La votazione è stata un fulmine a ciel sereno, inaspettato anche da quei deputati dello stesso Pd che da mesi stanno lavorando per calendarizzare un voto importantissimo, quello dell’art.14 della Legge Delega, già approvato alla Camera nell’ottobre scorso e su cui è calato – ora capite perché – un misterioso silenzio.

Si vocifera che l’emendamento “salva slot” della senatrice Chiavaroli sia stato pensato – e pensato bene – proprio per disinnescare il possibile voto e i possibili effetti, qualora un arrivasse un voto positivo per l’art. 14. Chi l’ha pensato di certo non è uno sciocco e non vota senza sapere cosa sta votando. Sa benissimo quello che scrive e quello che propone e sa benissimo che si troverà dinanzi una masnada di incompetenti in buona o in mala fede poco importa. Purché si produca il danno.

L’art. 14 pare il vero obiettivo dell’emendamento votato nel decreto “Salva-Roma”. Articolo che, oltre al divieto assoluto per la pubblicità legata al gioco d’azzardo, prevede una estensione di poteri proprio ai sindaci e agli enti locali, oggi esclusi da ogni possibilità di arginare in forma diretta il fenomeno dirompente della proliferazione di slot machine e sale gioco sui loro territori. Sindaci e regioni, oggi, possono solo lavorare di sponda, con incentivi o disincentivi fiscali per esempio.

Chi ha steso l’emendamento proazzardo lo sa e non è uno sciocco, chi l’ha votato  per sua ammissione  “era distratto” o peggio. Fatto sta che la masnada di Bisca Italia ha inizialmente salutato con toni entusiastici il voto, quasi mettendo una firma sulla paternità dell’emendamento. Poi… poi, visto il clamore, suscitato dalla reazione popolare e – va detto – dalla capacità del Movimento 5 Stelle di capire ciò che i tecnici del PD non avevano saputo o voluto capire… i toni sono un po’ cambiati.

Il clamore dei media, l’uscita di Renzi e l’indignazione popolare che ha letteralmente mandato in tilt i profili twitter e facebook dei senatori del Pd hanno però scompigliato le carte sul tavolo e rischiano di trasformare questo emendamento in un boomerang per l’industria dell’azzardo e per il PD stesso.
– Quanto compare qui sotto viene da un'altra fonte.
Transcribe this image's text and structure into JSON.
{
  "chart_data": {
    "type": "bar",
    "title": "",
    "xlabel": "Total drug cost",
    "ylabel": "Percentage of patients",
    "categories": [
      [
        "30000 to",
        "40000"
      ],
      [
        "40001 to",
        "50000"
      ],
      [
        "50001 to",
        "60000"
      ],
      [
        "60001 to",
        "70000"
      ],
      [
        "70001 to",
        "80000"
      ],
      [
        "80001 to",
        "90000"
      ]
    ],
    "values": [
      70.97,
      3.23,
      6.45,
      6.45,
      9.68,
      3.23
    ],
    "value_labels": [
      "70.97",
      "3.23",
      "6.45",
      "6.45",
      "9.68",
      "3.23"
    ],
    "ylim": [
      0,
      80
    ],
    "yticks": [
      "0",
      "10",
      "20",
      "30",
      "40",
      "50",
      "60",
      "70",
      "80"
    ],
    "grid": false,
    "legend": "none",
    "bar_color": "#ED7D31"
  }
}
Resta ora da capire il “che fare”. Renzi ha assicurato che la norma pro-azzardo verrà cambiata. Noi dobbiamo vigilare affinché lo sia davvero, perché le lobbies non dormono e non hanno festività comandate. Solo il business le muove.
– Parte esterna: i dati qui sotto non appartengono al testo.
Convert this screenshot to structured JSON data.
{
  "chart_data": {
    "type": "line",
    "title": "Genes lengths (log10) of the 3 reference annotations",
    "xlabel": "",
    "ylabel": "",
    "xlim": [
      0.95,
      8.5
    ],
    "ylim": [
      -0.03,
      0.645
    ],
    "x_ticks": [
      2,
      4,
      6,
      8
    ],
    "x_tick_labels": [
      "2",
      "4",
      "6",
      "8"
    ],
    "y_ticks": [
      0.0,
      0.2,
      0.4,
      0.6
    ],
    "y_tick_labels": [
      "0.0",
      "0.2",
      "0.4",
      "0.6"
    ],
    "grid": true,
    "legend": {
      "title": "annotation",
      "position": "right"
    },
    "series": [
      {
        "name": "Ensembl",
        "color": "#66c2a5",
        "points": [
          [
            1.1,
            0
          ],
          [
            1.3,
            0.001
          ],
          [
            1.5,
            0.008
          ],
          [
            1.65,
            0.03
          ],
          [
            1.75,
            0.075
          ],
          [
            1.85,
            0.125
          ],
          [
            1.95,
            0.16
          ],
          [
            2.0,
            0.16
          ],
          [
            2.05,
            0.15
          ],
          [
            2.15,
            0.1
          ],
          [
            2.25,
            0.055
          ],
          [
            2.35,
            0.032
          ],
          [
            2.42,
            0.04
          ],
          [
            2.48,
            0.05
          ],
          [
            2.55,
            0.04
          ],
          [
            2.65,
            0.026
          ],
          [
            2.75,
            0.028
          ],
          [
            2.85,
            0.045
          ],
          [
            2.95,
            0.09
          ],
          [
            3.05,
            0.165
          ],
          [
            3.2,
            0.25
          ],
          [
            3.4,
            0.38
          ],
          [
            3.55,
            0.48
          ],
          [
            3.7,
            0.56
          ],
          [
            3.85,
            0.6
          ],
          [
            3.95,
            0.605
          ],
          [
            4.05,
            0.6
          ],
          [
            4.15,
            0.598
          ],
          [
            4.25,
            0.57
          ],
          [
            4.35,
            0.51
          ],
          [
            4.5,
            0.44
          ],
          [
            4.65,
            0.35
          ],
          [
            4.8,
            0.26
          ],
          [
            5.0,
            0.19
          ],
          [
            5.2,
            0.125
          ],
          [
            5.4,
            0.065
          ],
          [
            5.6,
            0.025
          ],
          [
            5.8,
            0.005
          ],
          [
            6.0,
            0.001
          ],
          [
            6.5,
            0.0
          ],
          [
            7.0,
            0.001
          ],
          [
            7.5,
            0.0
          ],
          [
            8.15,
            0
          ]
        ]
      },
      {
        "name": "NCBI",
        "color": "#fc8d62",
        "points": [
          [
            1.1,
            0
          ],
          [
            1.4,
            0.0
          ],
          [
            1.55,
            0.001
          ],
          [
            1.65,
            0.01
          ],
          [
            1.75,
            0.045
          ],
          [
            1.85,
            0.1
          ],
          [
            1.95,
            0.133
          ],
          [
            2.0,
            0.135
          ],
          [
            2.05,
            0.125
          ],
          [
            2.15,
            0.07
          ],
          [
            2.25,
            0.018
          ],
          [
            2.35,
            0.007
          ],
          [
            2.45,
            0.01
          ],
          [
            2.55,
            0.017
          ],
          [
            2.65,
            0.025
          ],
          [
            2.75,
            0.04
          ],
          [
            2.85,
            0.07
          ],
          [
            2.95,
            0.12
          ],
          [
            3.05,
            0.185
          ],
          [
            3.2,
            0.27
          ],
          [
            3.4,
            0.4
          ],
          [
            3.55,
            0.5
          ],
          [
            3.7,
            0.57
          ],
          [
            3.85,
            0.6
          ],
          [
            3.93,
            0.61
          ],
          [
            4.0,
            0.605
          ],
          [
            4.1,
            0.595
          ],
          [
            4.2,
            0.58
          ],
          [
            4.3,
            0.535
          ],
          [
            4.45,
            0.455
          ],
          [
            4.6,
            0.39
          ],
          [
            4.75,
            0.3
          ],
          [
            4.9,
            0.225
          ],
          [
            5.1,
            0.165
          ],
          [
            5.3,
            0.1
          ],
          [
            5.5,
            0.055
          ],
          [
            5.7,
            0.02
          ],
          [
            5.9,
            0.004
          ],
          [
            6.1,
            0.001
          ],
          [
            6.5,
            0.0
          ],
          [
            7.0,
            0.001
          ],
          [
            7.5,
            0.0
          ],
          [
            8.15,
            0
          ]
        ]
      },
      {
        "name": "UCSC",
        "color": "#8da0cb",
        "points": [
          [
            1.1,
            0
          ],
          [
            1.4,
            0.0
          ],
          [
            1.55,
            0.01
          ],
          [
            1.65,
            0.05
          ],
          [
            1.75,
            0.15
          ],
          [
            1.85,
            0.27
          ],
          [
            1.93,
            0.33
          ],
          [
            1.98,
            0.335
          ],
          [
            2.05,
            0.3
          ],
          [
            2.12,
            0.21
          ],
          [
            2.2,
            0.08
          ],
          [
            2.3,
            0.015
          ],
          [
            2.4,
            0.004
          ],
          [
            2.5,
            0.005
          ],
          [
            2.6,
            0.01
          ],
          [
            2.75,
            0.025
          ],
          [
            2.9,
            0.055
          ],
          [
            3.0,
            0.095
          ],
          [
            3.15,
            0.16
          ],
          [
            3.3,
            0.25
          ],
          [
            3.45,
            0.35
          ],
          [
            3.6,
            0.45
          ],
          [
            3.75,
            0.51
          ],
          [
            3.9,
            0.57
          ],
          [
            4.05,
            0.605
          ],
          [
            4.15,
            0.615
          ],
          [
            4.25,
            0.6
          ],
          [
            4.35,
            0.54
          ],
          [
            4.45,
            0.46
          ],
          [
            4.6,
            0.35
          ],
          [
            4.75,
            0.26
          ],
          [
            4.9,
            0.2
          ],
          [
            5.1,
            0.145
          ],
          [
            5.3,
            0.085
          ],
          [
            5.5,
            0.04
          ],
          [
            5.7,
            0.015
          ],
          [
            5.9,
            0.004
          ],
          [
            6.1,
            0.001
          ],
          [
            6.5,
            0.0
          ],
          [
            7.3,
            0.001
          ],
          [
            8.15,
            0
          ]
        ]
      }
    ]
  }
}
Un’accelerazione sul voto in Senato dell’art. 14 della legge delega appare al tempo stesso auspicabile per una prima, vera regolamentazione noslot, appare possibile oggi più che mai.
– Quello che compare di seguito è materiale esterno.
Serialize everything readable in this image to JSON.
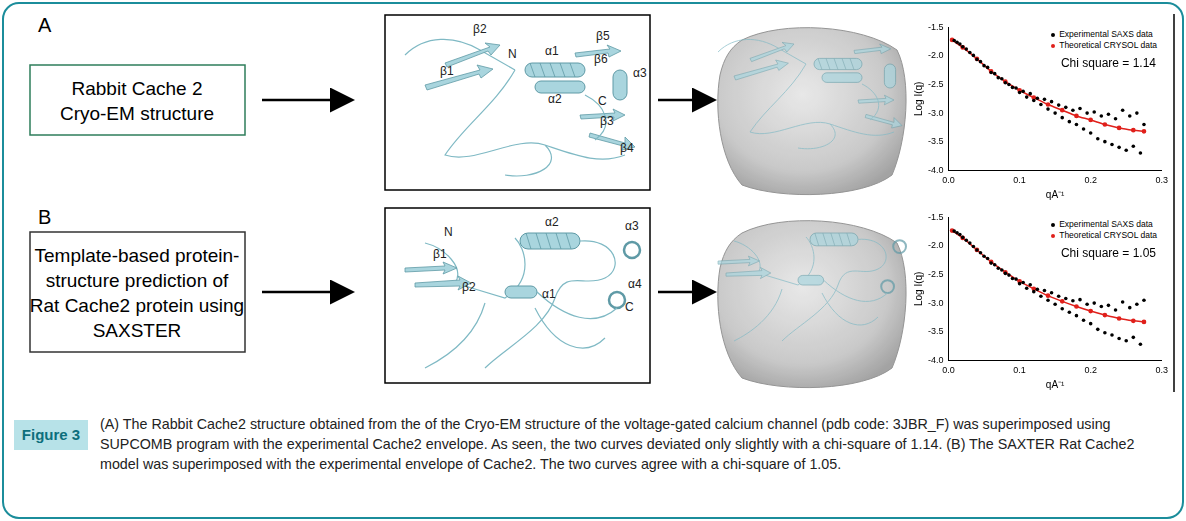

Servono controllo civico permanente e un’attenzione che, finora, erano mancate. Vietare la pubblicità dell’azzardo in ogni sua forma sarebbe un primo passo per rompere il legame perverso che lega politica, informazione e business dell’azzardo. Un passo finalmente alla nostra portata.

Le dimissioni da parte di chi ha votato un provvedimento aberrante che ha rischiato di compromettere il lavoro di tanti sarebbero un’ auspicabile scelta di stile ma, visto come vanno le cose, anche un obiettivo molto più arduo da ottenere.